Is my PC too old to be revived?

Blakos

New member
Hey all,

Back in 2013 I built my gaming PC, and did this on a budget.

At the time it worked great and could run Skyrim on very high graphics easily with no lag

As a few years have now passed, its got slower and slower, until it now takes about 20 mins (no joke) from first pressing the power button, to being fully usable

My question is, looking at my below specs, can upgrading 1 or 2 elements make my PC fast and usable again, or has it gone too far and i'd be better off starting a new rig?

I don't use it all that often so want to keep it on a budget still as much as possible

Thanks for all your help.

My specs are as follows:

Komputerbay 8GB RAM ( 2 x 4gb DDr3 DIMM)
Seagate Barracuda 500gb HDD
VTX3D AMD Radeon HD 7750 graphics Card
AMD HDZ965FBGMBOX Phenom ii X4 965 3.4ghz AM3 Black edition CPU
Gigabyte GA-78LMT-USB3 AMD 760G )Socket AM3+ Micro-ATX Motherboard
corsair CX500

If I missed anything major off here, please let me know (didn't think keyboards, mice, screens etc really matter)
 

Oussebon

Multiverse Poster
Clean install of Windows.

Add an SSD (250gb SSD e.g.
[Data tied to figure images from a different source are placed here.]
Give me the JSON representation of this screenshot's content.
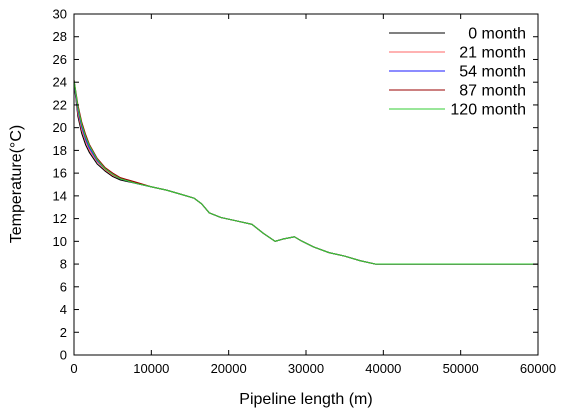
{
  "chart_data": {
    "type": "line",
    "title": "",
    "xlabel": "Pipeline length (m)",
    "ylabel": "Temperature(°C)",
    "xlim": [
      0,
      60000
    ],
    "ylim": [
      0,
      30
    ],
    "x_ticks": [
      0,
      10000,
      20000,
      30000,
      40000,
      50000,
      60000
    ],
    "x_tick_labels": [
      "0",
      "10000",
      "20000",
      "30000",
      "40000",
      "50000",
      "60000"
    ],
    "y_ticks": [
      0,
      2,
      4,
      6,
      8,
      10,
      12,
      14,
      16,
      18,
      20,
      22,
      24,
      26,
      28,
      30
    ],
    "y_tick_labels": [
      "0",
      "2",
      "4",
      "6",
      "8",
      "10",
      "12",
      "14",
      "16",
      "18",
      "20",
      "22",
      "24",
      "26",
      "28",
      "30"
    ],
    "grid": false,
    "legend_position": "top-right",
    "series": [
      {
        "name": "0 month",
        "color": "#000000",
        "x": [
          0,
          500,
          1000,
          1500,
          2000,
          3000,
          4000,
          5000,
          6000,
          8000,
          10000,
          12000,
          14000,
          15500,
          16500,
          17500,
          19000,
          21000,
          23000,
          24500,
          26000,
          27000,
          28500,
          29500,
          31000,
          33000,
          35000,
          37000,
          39000,
          45000,
          50000,
          55000,
          60000
        ],
        "y": [
          24.0,
          21.0,
          19.5,
          18.5,
          17.8,
          16.8,
          16.2,
          15.7,
          15.4,
          15.1,
          14.8,
          14.5,
          14.1,
          13.8,
          13.3,
          12.5,
          12.1,
          11.8,
          11.5,
          10.7,
          10.0,
          10.2,
          10.4,
          10.0,
          9.5,
          9.0,
          8.7,
          8.3,
          8.0,
          8.0,
          8.0,
          8.0,
          8.0
        ]
      },
      {
        "name": "21 month",
        "color": "#ff6666",
        "x": [
          0,
          500,
          1000,
          1500,
          2000,
          3000,
          4000,
          5000,
          6000,
          8000,
          10000,
          12000,
          14000,
          15500,
          16500,
          17500,
          19000,
          21000,
          23000,
          24500,
          26000,
          27000,
          28500,
          29500,
          31000,
          33000,
          35000,
          37000,
          39000,
          45000,
          50000,
          55000,
          60000
        ],
        "y": [
          24.1,
          21.3,
          19.8,
          18.8,
          18.0,
          17.0,
          16.3,
          15.8,
          15.5,
          15.1,
          14.8,
          14.5,
          14.1,
          13.8,
          13.3,
          12.5,
          12.1,
          11.8,
          11.5,
          10.7,
          10.0,
          10.2,
          10.4,
          10.0,
          9.5,
          9.0,
          8.7,
          8.3,
          8.0,
          8.0,
          8.0,
          8.0,
          8.0
        ]
      },
      {
        "name": "54 month",
        "color": "#1a1aff",
        "x": [
          0,
          500,
          1000,
          1500,
          2000,
          3000,
          4000,
          5000,
          6000,
          8000,
          10000,
          12000,
          14000,
          15500,
          16500,
          17500,
          19000,
          21000,
          23000,
          24500,
          26000,
          27000,
          28500,
          29500,
          31000,
          33000,
          35000,
          37000,
          39000,
          45000,
          50000,
          55000,
          60000
        ],
        "y": [
          24.1,
          21.6,
          20.1,
          19.0,
          18.2,
          17.1,
          16.4,
          15.9,
          15.5,
          15.1,
          14.8,
          14.5,
          14.1,
          13.8,
          13.3,
          12.5,
          12.1,
          11.8,
          11.5,
          10.7,
          10.0,
          10.2,
          10.4,
          10.0,
          9.5,
          9.0,
          8.7,
          8.3,
          8.0,
          8.0,
          8.0,
          8.0,
          8.0
        ]
      },
      {
        "name": "87 month",
        "color": "#990000",
        "x": [
          0,
          500,
          1000,
          1500,
          2000,
          3000,
          4000,
          5000,
          6000,
          8000,
          10000,
          12000,
          14000,
          15500,
          16500,
          17500,
          19000,
          21000,
          23000,
          24500,
          26000,
          27000,
          28500,
          29500,
          31000,
          33000,
          35000,
          37000,
          39000,
          45000,
          50000,
          55000,
          60000
        ],
        "y": [
          24.2,
          22.0,
          20.5,
          19.4,
          18.5,
          17.3,
          16.5,
          16.0,
          15.6,
          15.2,
          14.8,
          14.5,
          14.1,
          13.8,
          13.3,
          12.5,
          12.1,
          11.8,
          11.5,
          10.7,
          10.0,
          10.2,
          10.4,
          10.0,
          9.5,
          9.0,
          8.7,
          8.3,
          8.0,
          8.0,
          8.0,
          8.0,
          8.0
        ]
      },
      {
        "name": "120 month",
        "color": "#33cc33",
        "x": [
          0,
          500,
          1000,
          1500,
          2000,
          3000,
          4000,
          5000,
          6000,
          8000,
          10000,
          12000,
          14000,
          15500,
          16500,
          17500,
          19000,
          21000,
          23000,
          24500,
          26000,
          27000,
          28500,
          29500,
          31000,
          33000,
          35000,
          37000,
          39000,
          45000,
          50000,
          55000,
          60000
        ],
        "y": [
          24.2,
          21.8,
          20.3,
          19.2,
          18.4,
          17.2,
          16.4,
          15.9,
          15.5,
          15.1,
          14.8,
          14.5,
          14.1,
          13.8,
          13.3,
          12.5,
          12.1,
          11.8,
          11.5,
          10.7,
          10.0,
          10.2,
          10.4,
          10.0,
          9.5,
          9.0,
          8.7,
          8.3,
          8.0,
          8.0,
          8.0,
          8.0,
          8.0
        ]
      }
    ]
  }
}
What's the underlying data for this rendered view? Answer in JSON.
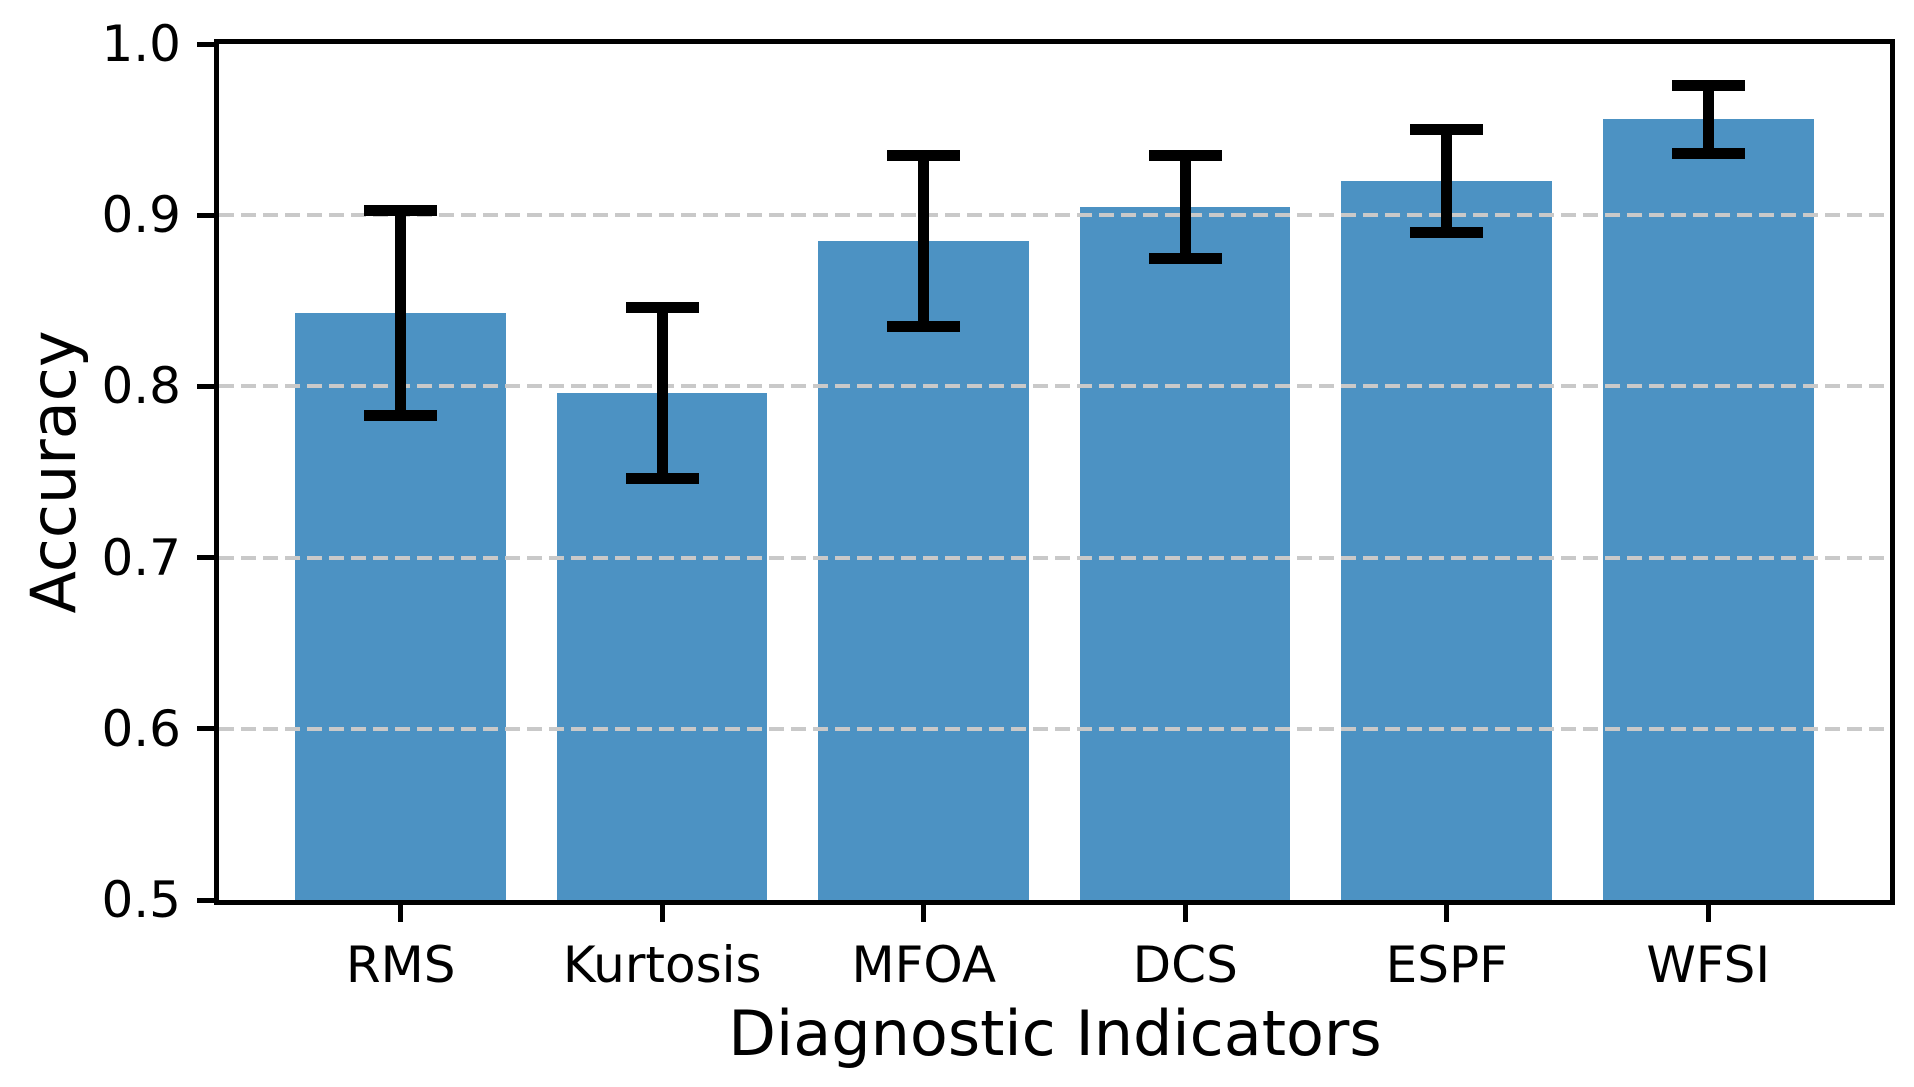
{
  "figure": {
    "background": "#ffffff"
  },
  "chart_data": {
    "type": "bar",
    "title": "",
    "xlabel": "Diagnostic Indicators",
    "ylabel": "Accuracy",
    "categories": [
      "RMS",
      "Kurtosis",
      "MFOA",
      "DCS",
      "ESPF",
      "WFSI"
    ],
    "values": [
      0.843,
      0.796,
      0.885,
      0.905,
      0.92,
      0.956
    ],
    "error_bars": [
      0.06,
      0.05,
      0.05,
      0.03,
      0.03,
      0.02
    ],
    "ylim": [
      0.5,
      1.0
    ],
    "ytick_labels": [
      "1.0",
      "0.9",
      "0.8",
      "0.7",
      "0.6",
      "0.5"
    ],
    "ytick_values": [
      1.0,
      0.9,
      0.8,
      0.7,
      0.6,
      0.5
    ],
    "gridline_values": [
      0.9,
      0.8,
      0.7,
      0.6
    ],
    "grid_style": "horizontal dashed, drawn above bars",
    "legend_position": "none",
    "bar_color": "#4C92C3",
    "errorbar_color": "#000000",
    "grid_color": "#C9C9C9",
    "axis_color": "#000000"
  }
}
MX500).

Reinstalling Windows is free and if there is a hardware failure in your PC down the line you can at least transfer the SSD to a future system.
 

Tony1044

Prolific Poster
Exactly what Oussebon says.

Over time one of the biggest factors that cause slowdowns is the amount of crud we install either on purpose, or usually as add-ons to other software (games and their 'game centres' are a good example of this).
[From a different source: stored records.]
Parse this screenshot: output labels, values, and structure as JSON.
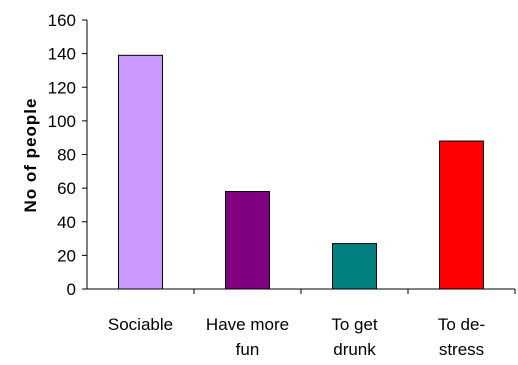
{
  "chart_data": {
    "type": "bar",
    "title": "",
    "xlabel": "",
    "ylabel": "No of people",
    "ylim": [
      0,
      160
    ],
    "yticks": [
      0,
      20,
      40,
      60,
      80,
      100,
      120,
      140,
      160
    ],
    "grid": false,
    "legend": "none",
    "categories": [
      [
        "Sociable"
      ],
      [
        "Have more",
        "fun"
      ],
      [
        "To get",
        "drunk"
      ],
      [
        "To de-",
        "stress"
      ]
    ],
    "values": [
      139,
      58,
      27,
      88
    ],
    "colors": [
      "#cc99ff",
      "#800080",
      "#008080",
      "#ff0000"
    ]
  }
}
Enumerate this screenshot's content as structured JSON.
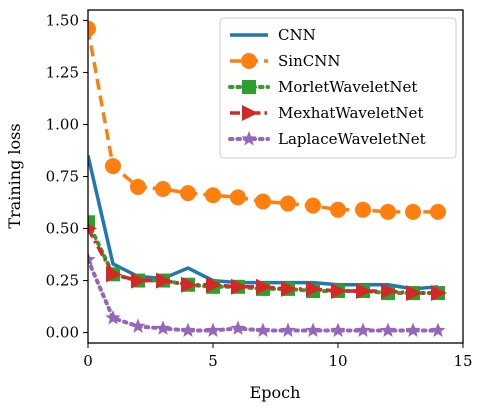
{
  "chart_data": {
    "type": "line",
    "title": "",
    "xlabel": "Epoch",
    "ylabel": "Training loss",
    "xlim": [
      0,
      15
    ],
    "ylim": [
      -0.05,
      1.55
    ],
    "xticks": [
      "0",
      "5",
      "10",
      "15"
    ],
    "yticks": [
      "0.00",
      "0.25",
      "0.50",
      "0.75",
      "1.00",
      "1.25",
      "1.50"
    ],
    "grid": false,
    "legend_position": "top-right",
    "x": [
      0,
      1,
      2,
      3,
      4,
      5,
      6,
      7,
      8,
      9,
      10,
      11,
      12,
      13,
      14
    ],
    "series": [
      {
        "name": "CNN",
        "color": "#1f77b4",
        "line": "solid",
        "marker": "none",
        "values": [
          0.85,
          0.33,
          0.27,
          0.26,
          0.31,
          0.25,
          0.24,
          0.24,
          0.24,
          0.24,
          0.23,
          0.23,
          0.23,
          0.21,
          0.22
        ]
      },
      {
        "name": "SinCNN",
        "color": "#ff7f0e",
        "line": "dashed",
        "marker": "circle",
        "values": [
          1.46,
          0.8,
          0.7,
          0.69,
          0.67,
          0.66,
          0.65,
          0.63,
          0.62,
          0.61,
          0.59,
          0.59,
          0.58,
          0.58,
          0.58
        ]
      },
      {
        "name": "MorletWaveletNet",
        "color": "#2ca02c",
        "line": "dotted",
        "marker": "square",
        "values": [
          0.53,
          0.28,
          0.25,
          0.25,
          0.23,
          0.22,
          0.22,
          0.21,
          0.21,
          0.2,
          0.2,
          0.2,
          0.19,
          0.19,
          0.19
        ]
      },
      {
        "name": "MexhatWaveletNet",
        "color": "#d62728",
        "line": "dashdot",
        "marker": "triangle-right",
        "values": [
          0.5,
          0.28,
          0.25,
          0.25,
          0.23,
          0.23,
          0.22,
          0.22,
          0.21,
          0.21,
          0.2,
          0.2,
          0.2,
          0.19,
          0.19
        ]
      },
      {
        "name": "LaplaceWaveletNet",
        "color": "#9467bd",
        "line": "dotted",
        "marker": "star",
        "values": [
          0.35,
          0.07,
          0.03,
          0.02,
          0.01,
          0.01,
          0.02,
          0.01,
          0.01,
          0.01,
          0.01,
          0.01,
          0.01,
          0.01,
          0.01
        ]
      }
    ]
  }
}
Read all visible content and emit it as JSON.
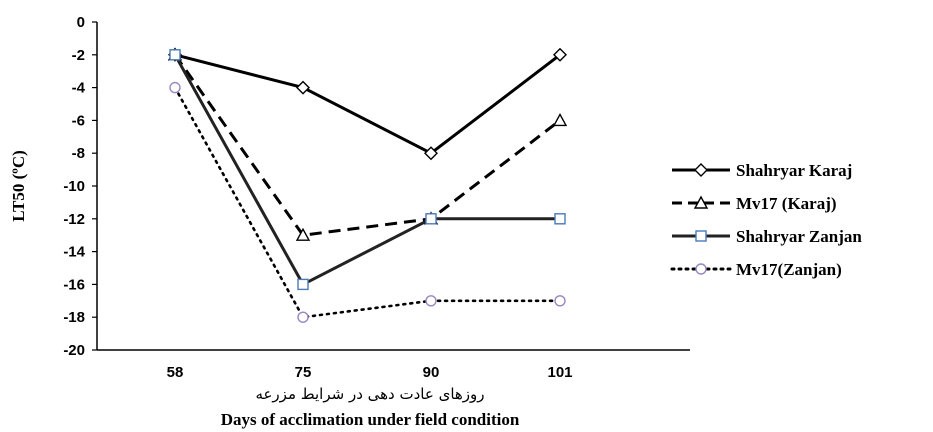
{
  "chart_data": {
    "type": "line",
    "x": [
      "58",
      "75",
      "90",
      "101"
    ],
    "ylabel": "LT50 (ºC)",
    "xlabel": "Days of acclimation under field condition",
    "xlabel_secondary": "روزهای عادت دهی در شرایط مزرعه",
    "ylim": [
      -20,
      0
    ],
    "yticks": [
      "0",
      "-2",
      "-4",
      "-6",
      "-8",
      "-10",
      "-12",
      "-14",
      "-16",
      "-18",
      "-20"
    ],
    "grid": false,
    "legend_position": "right",
    "series": [
      {
        "name": "Shahryar Karaj",
        "values": [
          -2,
          -4,
          -8,
          -2
        ],
        "marker": "diamond",
        "line": "solid",
        "color": "#000000",
        "marker_color": "#000000"
      },
      {
        "name": "Mv17 (Karaj)",
        "values": [
          -2,
          -13,
          -12,
          -6
        ],
        "marker": "triangle",
        "line": "dashed",
        "color": "#000000",
        "marker_color": "#000000"
      },
      {
        "name": "Shahryar Zanjan",
        "values": [
          -2,
          -16,
          -12,
          -12
        ],
        "marker": "square",
        "line": "solid",
        "color": "#222222",
        "marker_color": "#4a7ab8"
      },
      {
        "name": "Mv17(Zanjan)",
        "values": [
          -4,
          -18,
          -17,
          -17
        ],
        "marker": "circle",
        "line": "dotted",
        "color": "#000000",
        "marker_color": "#9a86c2"
      }
    ]
  }
}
They often add themselves to various startup places so that they load at logon and over time can vastly slow the boot and logon process down as you are seeing.
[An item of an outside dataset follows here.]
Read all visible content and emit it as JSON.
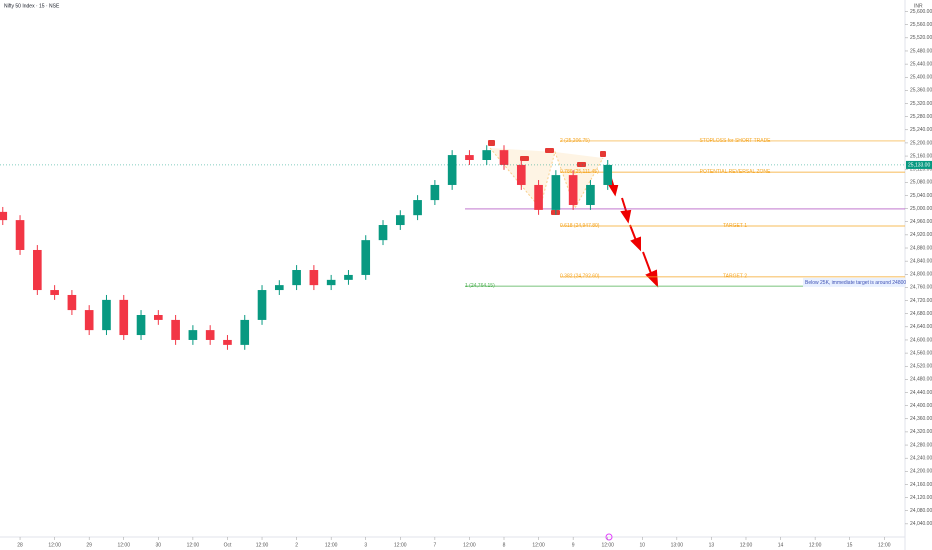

Doing a backup of all your important data and then a clean install - i.e. one where you ideally format the disk is a very worthwhile exercise but, also as Oussebon suggests, if you're going to down that route you may as well also take the opportunity to pop an SSD in. Any SSD is an order of magnitude faster than an HDD anyway but combined with the fresh install of Windows, it will genuinely feel like a new machine all over again.

It won't improve things much in-game, of course, other than to speed up level loading, but your PC performance overall will genuinely be massively better all round.

Edit: You could also keep the HDD if you wanted, to store data on. If you do this, I would suggest that you remove it and only have the SSD in for installation as that way you are 100% guaranteed to be putting the OS on the correct drive.